Atmosfera retrò per Argot

Un po’ salotto della nonna, un po’ cantina in cui andare a suonare, l’Argot di via dei Cappellari a Roma è più che altro una chicca per pochi intimi, in cui si beve bene, si ascolta musica dal vivo e si fanno le ore piccole seduti su divani e poltrone antichi o di recupero. In ordine alfabetico, Francesco Bolla, Gianluca Melfa e Gabriele Simonacci sono i tre bartender che hanno dato vita a questo locale, aperto a novembre 2014 e già noto da tutti i barflier della città.
Un’avventura, come ci racconta Gianluca Melfa, che è iniziata vari mesi prima, quando hanno trovato il locale. «Ci abbiamo impiegato oltre 8 mesi per arrivare al giorno dell’inaugurazione, fra permessi e lavori è stato un percorso a ostacoli». Aver scelto come location una cantina a due passi da Campo dei Fiori, ha infatti vantaggi e svantaggi. Indubitabilmente la posizione è fra i vantaggi e consente di richiamare non solo avventori italiani, ma anche molti stranieri (specialmente americani), che arrivano dai vicini alberghi, tante volte su consiglio dei concierge. Melfa porta l’esempio dell’attore Owen Wilson, che pochi giorni prima era approdato quasi all’ora di chiusura con una truppa di amici al seguito. «E che fai, li cacci via?», scherza.
Il vero problema è stato mettere a norma un locale sottoterra, creare un sistema di aerazione adeguato per ospitare i clienti e una sala anche per consentire loro di fumare. «Nell’avvio attività avevamo dichiarato la gastronomia, per preparare aperitivi e snack da cocktail, cosa che all’inizio abbiamo fatto con un certo successo, poi per un problema di permessi l’abbiamo dovuta sospendere. Pensiamo di ricominciare da settembre. L’unica grande fortuna è stata che prima di noi qui c’era un’associazione legata al teatro, che aveva anche il permesso di somministrazione degli alcolici», racconta Melfa.

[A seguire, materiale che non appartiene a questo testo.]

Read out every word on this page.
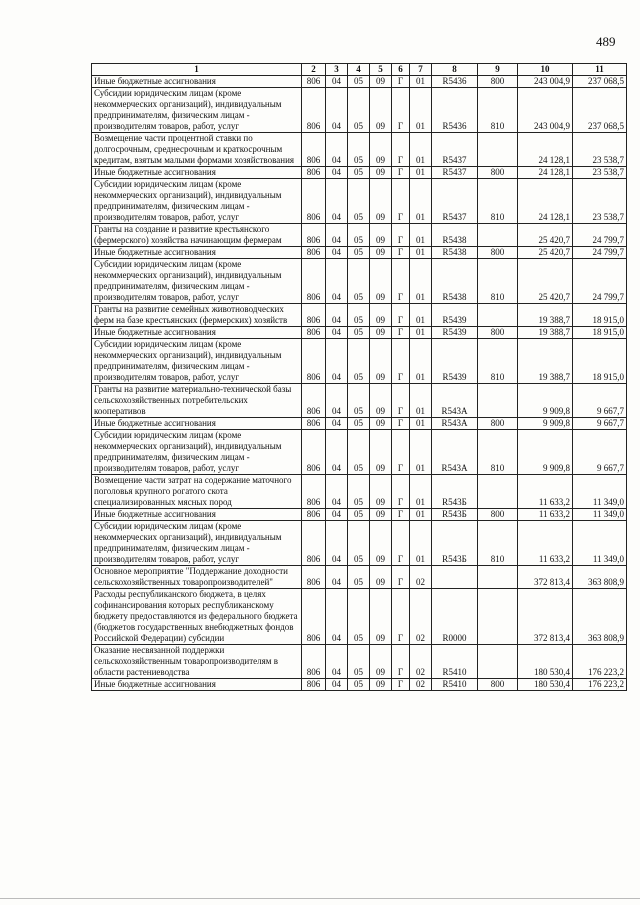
489
1	2	3	4	5	6	7	8	9	10	11
Иные бюджетные ассигнования	806	04	05	09	Г	01	R5436	800	243 004,9	237 068,5
Субсидии юридическим лицам (кроме некоммерческих организаций), индивидуальным предпринимателям, физическим лицам - производителям товаров, работ, услуг	806	04	05	09	Г	01	R5436	810	243 004,9	237 068,5
Возмещение части процентной ставки по долгосрочным, среднесрочным и краткосрочным кредитам, взятым малыми формами хозяйствования	806	04	05	09	Г	01	R5437		24 128,1	23 538,7
Иные бюджетные ассигнования	806	04	05	09	Г	01	R5437	800	24 128,1	23 538,7
Субсидии юридическим лицам (кроме некоммерческих организаций), индивидуальным предпринимателям, физическим лицам - производителям товаров, работ, услуг	806	04	05	09	Г	01	R5437	810	24 128,1	23 538,7
Гранты на создание и развитие крестьянского (фермерского) хозяйства начинающим фермерам	806	04	05	09	Г	01	R5438		25 420,7	24 799,7
Иные бюджетные ассигнования	806	04	05	09	Г	01	R5438	800	25 420,7	24 799,7
Субсидии юридическим лицам (кроме некоммерческих организаций), индивидуальным предпринимателям, физическим лицам - производителям товаров, работ, услуг	806	04	05	09	Г	01	R5438	810	25 420,7	24 799,7
Гранты на развитие семейных животноводческих ферм на базе крестьянских (фермерских) хозяйств	806	04	05	09	Г	01	R5439		19 388,7	18 915,0
Иные бюджетные ассигнования	806	04	05	09	Г	01	R5439	800	19 388,7	18 915,0
Субсидии юридическим лицам (кроме некоммерческих организаций), индивидуальным предпринимателям, физическим лицам - производителям товаров, работ, услуг	806	04	05	09	Г	01	R5439	810	19 388,7	18 915,0
Гранты на развитие материально-технической базы сельскохозяйственных потребительских кооперативов	806	04	05	09	Г	01	R543А		9 909,8	9 667,7
Иные бюджетные ассигнования	806	04	05	09	Г	01	R543А	800	9 909,8	9 667,7
Субсидии юридическим лицам (кроме некоммерческих организаций), индивидуальным предпринимателям, физическим лицам - производителям товаров, работ, услуг	806	04	05	09	Г	01	R543А	810	9 909,8	9 667,7
Возмещение части затрат на содержание маточного поголовья крупного рогатого скота специализированных мясных пород	806	04	05	09	Г	01	R543Б		11 633,2	11 349,0
Иные бюджетные ассигнования	806	04	05	09	Г	01	R543Б	800	11 633,2	11 349,0
Субсидии юридическим лицам (кроме некоммерческих организаций), индивидуальным предпринимателям, физическим лицам - производителям товаров, работ, услуг	806	04	05	09	Г	01	R543Б	810	11 633,2	11 349,0
Основное мероприятие "Поддержание доходности сельскохозяйственных товаропроизводителей"	806	04	05	09	Г	02			372 813,4	363 808,9
Расходы республиканского бюджета, в целях софинансирования которых республиканскому бюджету предоставляются из федерального бюджета (бюджетов государственных внебюджетных фондов Российской Федерации) субсидии	806	04	05	09	Г	02	R0000		372 813,4	363 808,9
Оказание несвязанной поддержки сельскохозяйственным товаропроизводителям в области растениеводства	806	04	05	09	Г	02	R5410		180 530,4	176 223,2
Иные бюджетные ассигнования	806	04	05	09	Г	02	R5410	800	180 530,4	176 223,2
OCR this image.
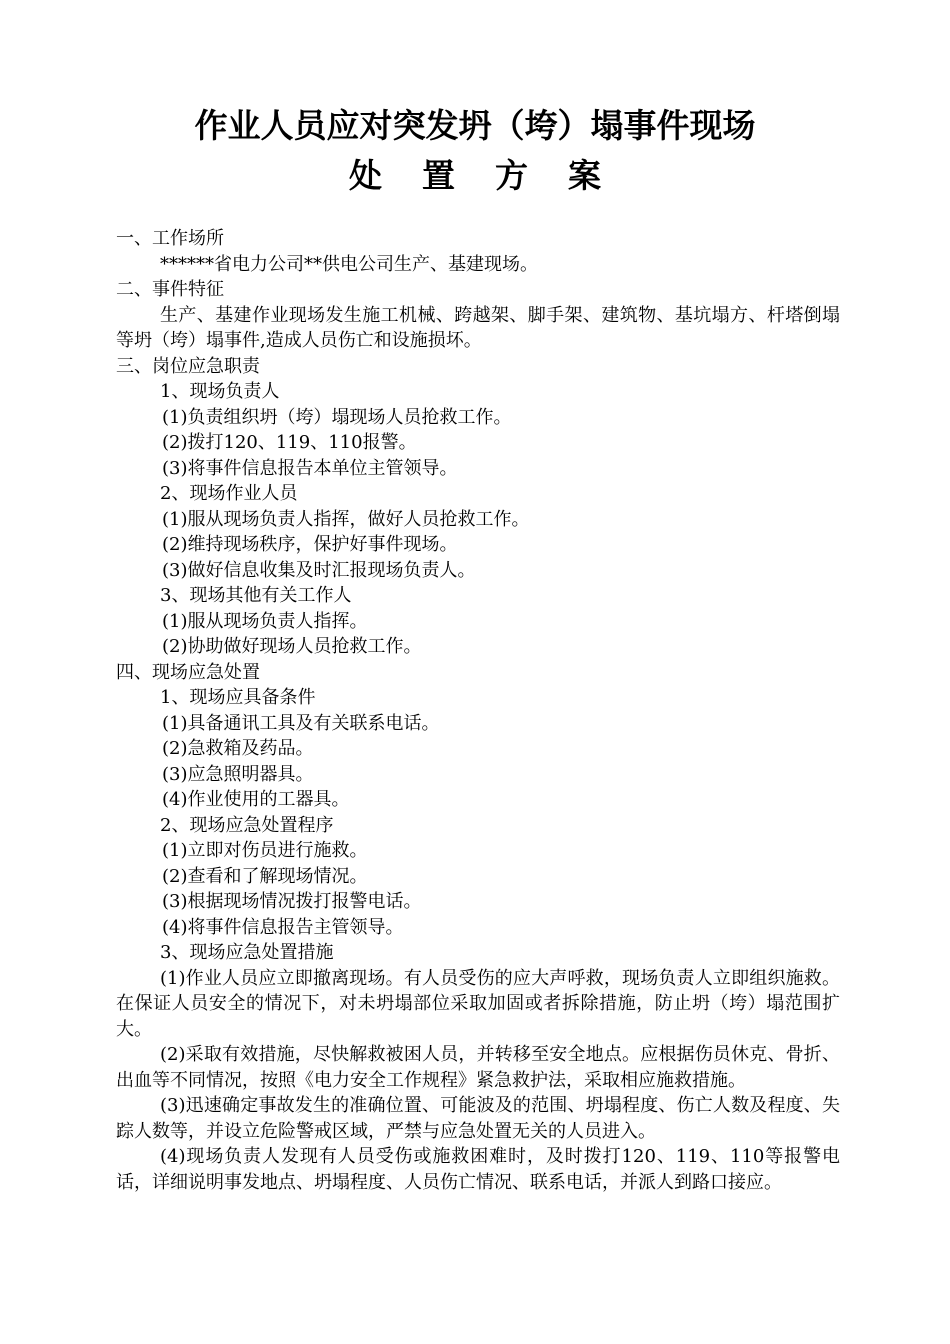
作业人员应对突发坍（垮）塌事件现场
处置方案
一、工作场所
******省电力公司**供电公司生产、基建现场。
二、事件特征
生产、基建作业现场发生施工机械、跨越架、脚手架、建筑物、基坑塌方、杆塔倒塌等坍（垮）塌事件,造成人员伤亡和设施损坏。
三、岗位应急职责
1、现场负责人
(1)负责组织坍（垮）塌现场人员抢救工作。
(2)拨打120、119、110报警。
(3)将事件信息报告本单位主管领导。
2、现场作业人员
(1)服从现场负责人指挥，做好人员抢救工作。
(2)维持现场秩序，保护好事件现场。
(3)做好信息收集及时汇报现场负责人。
3、现场其他有关工作人
(1)服从现场负责人指挥。
(2)协助做好现场人员抢救工作。
四、现场应急处置
1、现场应具备条件
(1)具备通讯工具及有关联系电话。
(2)急救箱及药品。
(3)应急照明器具。
(4)作业使用的工器具。
2、现场应急处置程序
(1)立即对伤员进行施救。
(2)查看和了解现场情况。
(3)根据现场情况拨打报警电话。
(4)将事件信息报告主管领导。
3、现场应急处置措施
(1)作业人员应立即撤离现场。有人员受伤的应大声呼救，现场负责人立即组织施救。在保证人员安全的情况下，对未坍塌部位采取加固或者拆除措施，防止坍（垮）塌范围扩大。
(2)采取有效措施，尽快解救被困人员，并转移至安全地点。应根据伤员休克、骨折、出血等不同情况，按照《电力安全工作规程》紧急救护法，采取相应施救措施。
(3)迅速确定事故发生的准确位置、可能波及的范围、坍塌程度、伤亡人数及程度、失踪人数等，并设立危险警戒区域，严禁与应急处置无关的人员进入。
(4)现场负责人发现有人员受伤或施救困难时，及时拨打120、119、110等报警电话，详细说明事发地点、坍塌程度、人员伤亡情况、联系电话，并派人到路口接应。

Prendendo spunto dalla precedente destinazione d’uso, anche l’Argot si è connotato come associazione. Un po’ per ovvi motivi fiscali e per l’assenza di vincoli sugli orari di chiusura, ma anche per una sorta di trait d’union culturale, che è passato dall’anima teatrale a quella musicale, con buona pace dell’Arci di cui fanno parte. Quasi ogni sera, infatti, qui c’è una band che si esibisce. «In inverno i concerti iniziano intorno alle 23,30. Grazie al fatto di essere sottoterra non abbiamo problemi di orari neanche con il vicinato».
Simone Bacchini è il direttore artistico, che ha messo in piedi un cartellone a base di jazz, manouche, sudamericano rivisitato, purché acustico. «E alcune delle band che hanno suonato qui grazie a noi si stanno facendo conoscere».
Secondo Melfa, è proprio la musica che ha dato una marcia in più a questo locale, in un momento storico in cui di concerti live in città ce ne sono davvero pochi e ancor meno nel dopocena. Peraltro questo consente anche di avere un ricambio sugli avventori, come sottolinea Melfa: «In prima serata ci sono quelli che arrivano per la musica live, poi arriva quella che chiamiamo la gente della notte, che vuole concludere la serata da noi».
«Gli americani dicono che non sembra di stare in Italia», sostiene il patron, eppure quei mobili della nonna (alcuni davvero di famiglia) e quei bicchieri vintage parlano tanto della storia nostrana: «Peccato che sia dura mantenere l’assortimento di questi ultimi , fra quelli che si rompono e quelli che ci rubano perché sono troppo belli», ammette.
E in maniera estremamente italica, i tre bartender per metter su l’Argot hanno fatto riferimento all’intero albero genealogico di ciascuno. Il papà di Gianluca, avvocato, si occupa della parte legale; l’architetto Olimpia Riccardi, madre di Gabriele, ha curato l’interior design del locale e ha seguito i lavori; il fratello di Francesco, lo scenografo teatrale Gianluca Bolla, ha pensato e costruito con pezzi di recupero il bellissimo bancone e l’originale bottigliera. Solo un appunto su quest’ultima da parte di Gianluca: «Ci piace moltissimo, ma limita il numero di bottiglie che possiamo tenere in esposizione, al massimo un centinaio. Questo ci rende particolarmente selettivi, ma forse alla fine è un bene».